Ecuadoreans were outraged, scenes of people trying to break down the doors of banks played on television.

Mahuad delivered a nationally televised address to the country to announce dramatic measures to “save” the country's banking system.

The measures adopted would come to be seen as part of the worst financial crisis in the history of Ecuador.

“We have given the impression of being a government without leadership, without a plan and without initiative. That is not the case, we will begin to correct this today,” said Mahuad.

The government's plan of action was to freeze bank accounts with more than US$500 for a year.

it was all part of an effort to rescue the private banking industry from a crisis generated as a result of their own failure to maintain liquidity.

The state transferred millions to the banks in order to help keep them solvent, but ultimately 16 banks would close as a result of the crisis, including the two largest banks.

The priority of the Mahuad government was to save the banks, not the deposits of Ecuadoreans.

The ire of Ecuadoreans at the government's neoliberal measures was so great that a popular uprising eventually forced Mahuad out of office long before his term was completed.

A commission set up in 2007 to investigate the crisis found that the irresponsible behavior of the banks was facilitated by state policies, namely a law from 1998 that had the state guarantee all deposits and absolve banks from maintaining sufficient liquidity.

The commission attributed the favoring of the interests of banks over people to the close relationship between politicians of the day and the heads of the private banks.

The consequences of the banking crisis were so severe that Ecuador is still living with them. Millions were forced to flee the country due to massive unemployment.

The crisis also led to the country abandoning its own currency in favor of the U.S. dollar in January 2000.

The “dollarization” of the economy has caused difficulties for the current government. As an example, Ecuador's neighbors have deliberately devalued their currency, making Ecuadorean exports relatively more expensive.

Since the arrival of the Rafael Correa presidency, the government has taken a series of measures to prevent such a crisis from ever happening again.
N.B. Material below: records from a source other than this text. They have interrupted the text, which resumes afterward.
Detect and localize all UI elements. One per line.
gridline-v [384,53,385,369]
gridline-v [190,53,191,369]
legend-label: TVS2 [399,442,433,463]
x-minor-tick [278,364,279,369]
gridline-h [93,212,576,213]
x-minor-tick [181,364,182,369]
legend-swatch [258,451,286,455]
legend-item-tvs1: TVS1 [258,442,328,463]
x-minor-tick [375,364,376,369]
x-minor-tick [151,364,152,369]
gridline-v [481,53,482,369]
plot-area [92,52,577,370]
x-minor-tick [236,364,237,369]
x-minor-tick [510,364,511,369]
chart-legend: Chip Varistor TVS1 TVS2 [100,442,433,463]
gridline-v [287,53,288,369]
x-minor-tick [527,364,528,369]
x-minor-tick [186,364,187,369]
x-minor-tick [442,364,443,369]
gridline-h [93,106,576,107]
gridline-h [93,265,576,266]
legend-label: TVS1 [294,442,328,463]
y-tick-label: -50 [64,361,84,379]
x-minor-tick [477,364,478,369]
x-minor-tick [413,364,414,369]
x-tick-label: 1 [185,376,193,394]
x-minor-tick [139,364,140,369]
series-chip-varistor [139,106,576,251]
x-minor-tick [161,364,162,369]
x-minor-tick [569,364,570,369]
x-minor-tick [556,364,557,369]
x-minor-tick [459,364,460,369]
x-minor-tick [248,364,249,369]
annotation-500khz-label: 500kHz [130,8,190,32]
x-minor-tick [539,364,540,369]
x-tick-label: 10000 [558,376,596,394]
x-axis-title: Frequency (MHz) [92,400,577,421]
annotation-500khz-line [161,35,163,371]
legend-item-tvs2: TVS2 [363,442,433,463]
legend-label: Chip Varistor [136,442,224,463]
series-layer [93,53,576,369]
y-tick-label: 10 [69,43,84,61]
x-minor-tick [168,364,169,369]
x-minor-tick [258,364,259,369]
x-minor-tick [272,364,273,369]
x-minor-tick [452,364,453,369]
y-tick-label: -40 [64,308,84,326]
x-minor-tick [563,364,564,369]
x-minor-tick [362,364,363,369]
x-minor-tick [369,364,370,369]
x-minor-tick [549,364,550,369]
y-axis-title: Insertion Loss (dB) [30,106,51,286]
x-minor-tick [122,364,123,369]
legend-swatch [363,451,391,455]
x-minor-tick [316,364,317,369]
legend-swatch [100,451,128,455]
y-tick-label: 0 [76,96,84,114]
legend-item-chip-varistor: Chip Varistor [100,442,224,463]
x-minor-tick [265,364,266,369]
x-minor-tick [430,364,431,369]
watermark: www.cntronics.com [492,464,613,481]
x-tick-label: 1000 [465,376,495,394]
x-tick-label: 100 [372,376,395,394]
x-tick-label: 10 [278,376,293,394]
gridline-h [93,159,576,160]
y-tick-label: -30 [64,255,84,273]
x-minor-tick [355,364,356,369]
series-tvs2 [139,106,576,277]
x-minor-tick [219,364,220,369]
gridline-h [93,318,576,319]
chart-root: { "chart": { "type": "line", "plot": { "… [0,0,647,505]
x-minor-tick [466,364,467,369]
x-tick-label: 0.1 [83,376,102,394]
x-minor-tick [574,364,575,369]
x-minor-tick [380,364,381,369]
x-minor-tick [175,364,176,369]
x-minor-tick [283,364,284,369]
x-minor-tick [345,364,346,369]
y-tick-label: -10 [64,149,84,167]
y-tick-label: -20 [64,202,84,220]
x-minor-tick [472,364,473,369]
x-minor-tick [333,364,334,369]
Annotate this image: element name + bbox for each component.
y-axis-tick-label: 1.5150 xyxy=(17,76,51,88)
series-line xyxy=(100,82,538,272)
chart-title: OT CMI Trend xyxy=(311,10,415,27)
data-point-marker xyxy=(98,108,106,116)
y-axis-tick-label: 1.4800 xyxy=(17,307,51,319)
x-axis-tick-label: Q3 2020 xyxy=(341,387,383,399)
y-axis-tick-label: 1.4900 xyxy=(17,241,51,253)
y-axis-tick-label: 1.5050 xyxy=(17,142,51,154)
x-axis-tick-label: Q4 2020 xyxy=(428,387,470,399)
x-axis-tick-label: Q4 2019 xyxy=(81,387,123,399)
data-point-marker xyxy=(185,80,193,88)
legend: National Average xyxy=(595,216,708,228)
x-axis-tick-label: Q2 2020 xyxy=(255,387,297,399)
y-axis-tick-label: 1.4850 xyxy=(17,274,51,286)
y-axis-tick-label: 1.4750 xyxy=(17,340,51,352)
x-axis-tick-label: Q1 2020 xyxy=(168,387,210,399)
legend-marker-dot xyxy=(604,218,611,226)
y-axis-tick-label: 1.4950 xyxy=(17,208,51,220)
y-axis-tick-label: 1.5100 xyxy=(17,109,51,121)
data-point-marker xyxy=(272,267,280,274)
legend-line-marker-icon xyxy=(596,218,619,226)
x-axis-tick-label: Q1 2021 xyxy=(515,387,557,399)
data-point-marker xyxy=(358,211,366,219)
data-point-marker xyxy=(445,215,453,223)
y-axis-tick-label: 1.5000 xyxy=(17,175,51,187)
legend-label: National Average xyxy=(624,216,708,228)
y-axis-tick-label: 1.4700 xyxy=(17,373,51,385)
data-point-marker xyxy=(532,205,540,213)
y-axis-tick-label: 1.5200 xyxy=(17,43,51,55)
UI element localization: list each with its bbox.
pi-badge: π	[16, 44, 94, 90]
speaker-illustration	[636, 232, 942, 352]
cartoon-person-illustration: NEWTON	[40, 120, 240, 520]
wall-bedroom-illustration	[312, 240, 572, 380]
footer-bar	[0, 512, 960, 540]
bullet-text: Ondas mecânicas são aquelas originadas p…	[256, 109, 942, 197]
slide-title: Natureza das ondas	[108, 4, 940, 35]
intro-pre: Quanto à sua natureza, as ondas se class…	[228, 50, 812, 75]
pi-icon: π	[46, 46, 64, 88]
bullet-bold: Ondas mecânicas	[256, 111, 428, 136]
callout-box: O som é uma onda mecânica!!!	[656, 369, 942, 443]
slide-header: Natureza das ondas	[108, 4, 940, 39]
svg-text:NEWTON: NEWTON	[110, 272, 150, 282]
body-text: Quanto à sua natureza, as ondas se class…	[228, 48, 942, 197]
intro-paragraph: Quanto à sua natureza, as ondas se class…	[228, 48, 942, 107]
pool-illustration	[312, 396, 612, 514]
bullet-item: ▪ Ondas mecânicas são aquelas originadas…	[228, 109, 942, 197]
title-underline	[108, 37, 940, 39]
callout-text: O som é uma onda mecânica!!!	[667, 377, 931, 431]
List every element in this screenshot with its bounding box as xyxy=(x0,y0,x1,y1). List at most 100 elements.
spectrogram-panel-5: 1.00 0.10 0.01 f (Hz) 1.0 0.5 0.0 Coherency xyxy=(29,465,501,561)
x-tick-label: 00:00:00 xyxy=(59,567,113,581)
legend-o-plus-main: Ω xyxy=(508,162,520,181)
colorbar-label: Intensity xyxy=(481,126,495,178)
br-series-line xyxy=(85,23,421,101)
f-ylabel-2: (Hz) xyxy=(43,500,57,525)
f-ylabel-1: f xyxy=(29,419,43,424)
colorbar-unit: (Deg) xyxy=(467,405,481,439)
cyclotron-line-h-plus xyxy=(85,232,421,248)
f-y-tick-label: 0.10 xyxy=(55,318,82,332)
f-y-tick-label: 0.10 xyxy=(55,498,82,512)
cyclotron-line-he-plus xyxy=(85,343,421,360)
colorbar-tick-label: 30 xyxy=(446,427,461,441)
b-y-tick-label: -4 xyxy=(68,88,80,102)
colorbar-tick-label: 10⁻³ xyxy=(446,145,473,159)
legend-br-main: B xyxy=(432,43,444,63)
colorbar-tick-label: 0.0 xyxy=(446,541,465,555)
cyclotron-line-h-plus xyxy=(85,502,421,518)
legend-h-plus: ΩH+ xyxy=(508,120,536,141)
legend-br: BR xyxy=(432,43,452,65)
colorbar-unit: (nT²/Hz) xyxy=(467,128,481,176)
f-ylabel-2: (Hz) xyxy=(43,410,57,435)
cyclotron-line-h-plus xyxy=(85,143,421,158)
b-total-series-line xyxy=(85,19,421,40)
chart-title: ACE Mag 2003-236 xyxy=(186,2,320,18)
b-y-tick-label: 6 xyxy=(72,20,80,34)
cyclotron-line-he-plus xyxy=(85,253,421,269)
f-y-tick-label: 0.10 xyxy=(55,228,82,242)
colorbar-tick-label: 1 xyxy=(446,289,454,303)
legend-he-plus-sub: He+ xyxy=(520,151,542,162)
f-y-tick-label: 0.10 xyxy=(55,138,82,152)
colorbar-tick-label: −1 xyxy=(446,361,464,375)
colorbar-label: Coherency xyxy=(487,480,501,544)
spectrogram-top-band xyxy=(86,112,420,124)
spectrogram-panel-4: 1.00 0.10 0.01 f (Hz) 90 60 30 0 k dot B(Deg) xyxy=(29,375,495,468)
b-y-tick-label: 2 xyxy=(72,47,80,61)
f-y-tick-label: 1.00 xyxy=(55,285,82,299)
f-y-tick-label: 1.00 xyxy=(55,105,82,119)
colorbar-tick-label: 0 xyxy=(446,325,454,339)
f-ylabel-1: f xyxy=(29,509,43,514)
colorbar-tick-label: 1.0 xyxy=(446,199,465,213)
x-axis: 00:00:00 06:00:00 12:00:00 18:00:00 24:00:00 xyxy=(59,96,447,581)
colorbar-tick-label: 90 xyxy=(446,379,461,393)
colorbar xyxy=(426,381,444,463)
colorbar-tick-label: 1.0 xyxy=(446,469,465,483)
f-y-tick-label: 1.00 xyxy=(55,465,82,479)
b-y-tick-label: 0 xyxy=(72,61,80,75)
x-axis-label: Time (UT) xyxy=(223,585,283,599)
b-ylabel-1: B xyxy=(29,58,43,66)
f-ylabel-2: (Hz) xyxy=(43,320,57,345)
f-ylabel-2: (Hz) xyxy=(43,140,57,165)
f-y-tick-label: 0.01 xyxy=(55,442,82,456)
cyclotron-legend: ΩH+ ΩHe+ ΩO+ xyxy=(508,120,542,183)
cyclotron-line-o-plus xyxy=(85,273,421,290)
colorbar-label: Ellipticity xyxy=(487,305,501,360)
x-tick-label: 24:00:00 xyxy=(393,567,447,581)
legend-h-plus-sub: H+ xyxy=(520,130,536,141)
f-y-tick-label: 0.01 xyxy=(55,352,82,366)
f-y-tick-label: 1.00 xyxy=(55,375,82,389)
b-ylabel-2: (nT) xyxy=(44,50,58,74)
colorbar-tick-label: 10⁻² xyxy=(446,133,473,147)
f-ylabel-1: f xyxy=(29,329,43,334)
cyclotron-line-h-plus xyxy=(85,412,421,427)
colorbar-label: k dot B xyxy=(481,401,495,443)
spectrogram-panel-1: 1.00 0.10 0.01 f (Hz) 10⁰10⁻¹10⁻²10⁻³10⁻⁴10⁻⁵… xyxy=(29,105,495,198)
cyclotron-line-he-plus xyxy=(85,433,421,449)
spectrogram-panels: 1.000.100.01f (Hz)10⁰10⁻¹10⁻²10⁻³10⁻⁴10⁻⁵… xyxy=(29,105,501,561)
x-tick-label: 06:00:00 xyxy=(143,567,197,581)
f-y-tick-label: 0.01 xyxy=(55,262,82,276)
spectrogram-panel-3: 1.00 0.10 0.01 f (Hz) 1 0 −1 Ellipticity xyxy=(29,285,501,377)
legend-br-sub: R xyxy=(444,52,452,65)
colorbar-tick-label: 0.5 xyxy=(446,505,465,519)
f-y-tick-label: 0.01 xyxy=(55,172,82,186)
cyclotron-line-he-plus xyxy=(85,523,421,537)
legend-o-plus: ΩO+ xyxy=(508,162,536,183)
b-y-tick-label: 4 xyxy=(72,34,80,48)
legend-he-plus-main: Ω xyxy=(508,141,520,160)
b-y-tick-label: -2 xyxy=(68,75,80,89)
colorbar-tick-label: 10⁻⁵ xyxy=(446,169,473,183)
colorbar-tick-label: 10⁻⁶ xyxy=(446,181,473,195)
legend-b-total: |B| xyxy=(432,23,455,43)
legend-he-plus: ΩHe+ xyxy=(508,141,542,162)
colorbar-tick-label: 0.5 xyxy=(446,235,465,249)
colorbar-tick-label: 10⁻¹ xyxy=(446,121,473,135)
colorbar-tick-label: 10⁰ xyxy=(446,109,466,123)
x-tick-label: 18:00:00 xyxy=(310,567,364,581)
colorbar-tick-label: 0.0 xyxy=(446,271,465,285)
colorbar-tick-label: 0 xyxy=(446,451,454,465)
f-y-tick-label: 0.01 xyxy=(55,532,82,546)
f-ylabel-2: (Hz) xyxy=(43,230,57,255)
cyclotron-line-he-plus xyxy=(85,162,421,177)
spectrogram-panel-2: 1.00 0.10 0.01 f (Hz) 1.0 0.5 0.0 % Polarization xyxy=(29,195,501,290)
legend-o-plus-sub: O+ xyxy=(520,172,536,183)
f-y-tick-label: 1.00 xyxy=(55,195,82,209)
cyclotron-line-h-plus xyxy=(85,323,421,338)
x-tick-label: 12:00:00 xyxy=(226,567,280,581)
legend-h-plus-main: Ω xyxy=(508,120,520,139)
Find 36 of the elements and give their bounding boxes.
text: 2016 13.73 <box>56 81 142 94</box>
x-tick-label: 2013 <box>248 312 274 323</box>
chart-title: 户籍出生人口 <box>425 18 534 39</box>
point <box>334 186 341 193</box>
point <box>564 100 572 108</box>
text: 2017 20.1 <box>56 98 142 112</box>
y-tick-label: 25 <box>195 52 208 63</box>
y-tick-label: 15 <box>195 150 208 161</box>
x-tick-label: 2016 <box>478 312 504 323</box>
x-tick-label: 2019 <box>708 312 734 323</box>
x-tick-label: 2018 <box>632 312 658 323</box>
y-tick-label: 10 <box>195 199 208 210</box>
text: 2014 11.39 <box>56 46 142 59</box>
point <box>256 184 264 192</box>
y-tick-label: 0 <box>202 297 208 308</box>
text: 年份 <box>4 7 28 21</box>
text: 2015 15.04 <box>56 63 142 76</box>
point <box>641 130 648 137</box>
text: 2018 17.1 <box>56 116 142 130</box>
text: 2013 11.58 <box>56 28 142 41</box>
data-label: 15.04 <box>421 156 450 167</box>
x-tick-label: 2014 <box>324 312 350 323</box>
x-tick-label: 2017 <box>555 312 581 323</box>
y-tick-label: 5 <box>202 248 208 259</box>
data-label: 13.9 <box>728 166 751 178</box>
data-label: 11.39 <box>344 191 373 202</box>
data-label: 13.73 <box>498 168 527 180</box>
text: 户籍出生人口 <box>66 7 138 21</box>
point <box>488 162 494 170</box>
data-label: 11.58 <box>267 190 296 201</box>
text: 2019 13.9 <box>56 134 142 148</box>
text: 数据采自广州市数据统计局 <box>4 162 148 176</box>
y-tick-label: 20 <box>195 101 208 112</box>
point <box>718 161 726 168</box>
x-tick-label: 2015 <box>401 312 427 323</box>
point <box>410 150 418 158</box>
Some of the very politicians heavily involved in the 1999 crisis, such as Guillermo Lasso and Jaime Nebot, remain active in Ecuadorean politics and are some of the fiercest critics of the Correa government.

Although Ecuadoreans seemingly learned from the experience, it would appear that the rest of the world did not.

A similar story would play out in the United States almost a decade later and, like Ecuador, the U.S. government chose to bail out the banks on the backs of the people. A point that Senator Bernie Sanders has repeatedly made on the campaign trail in his quest to secure the Democratic nomination.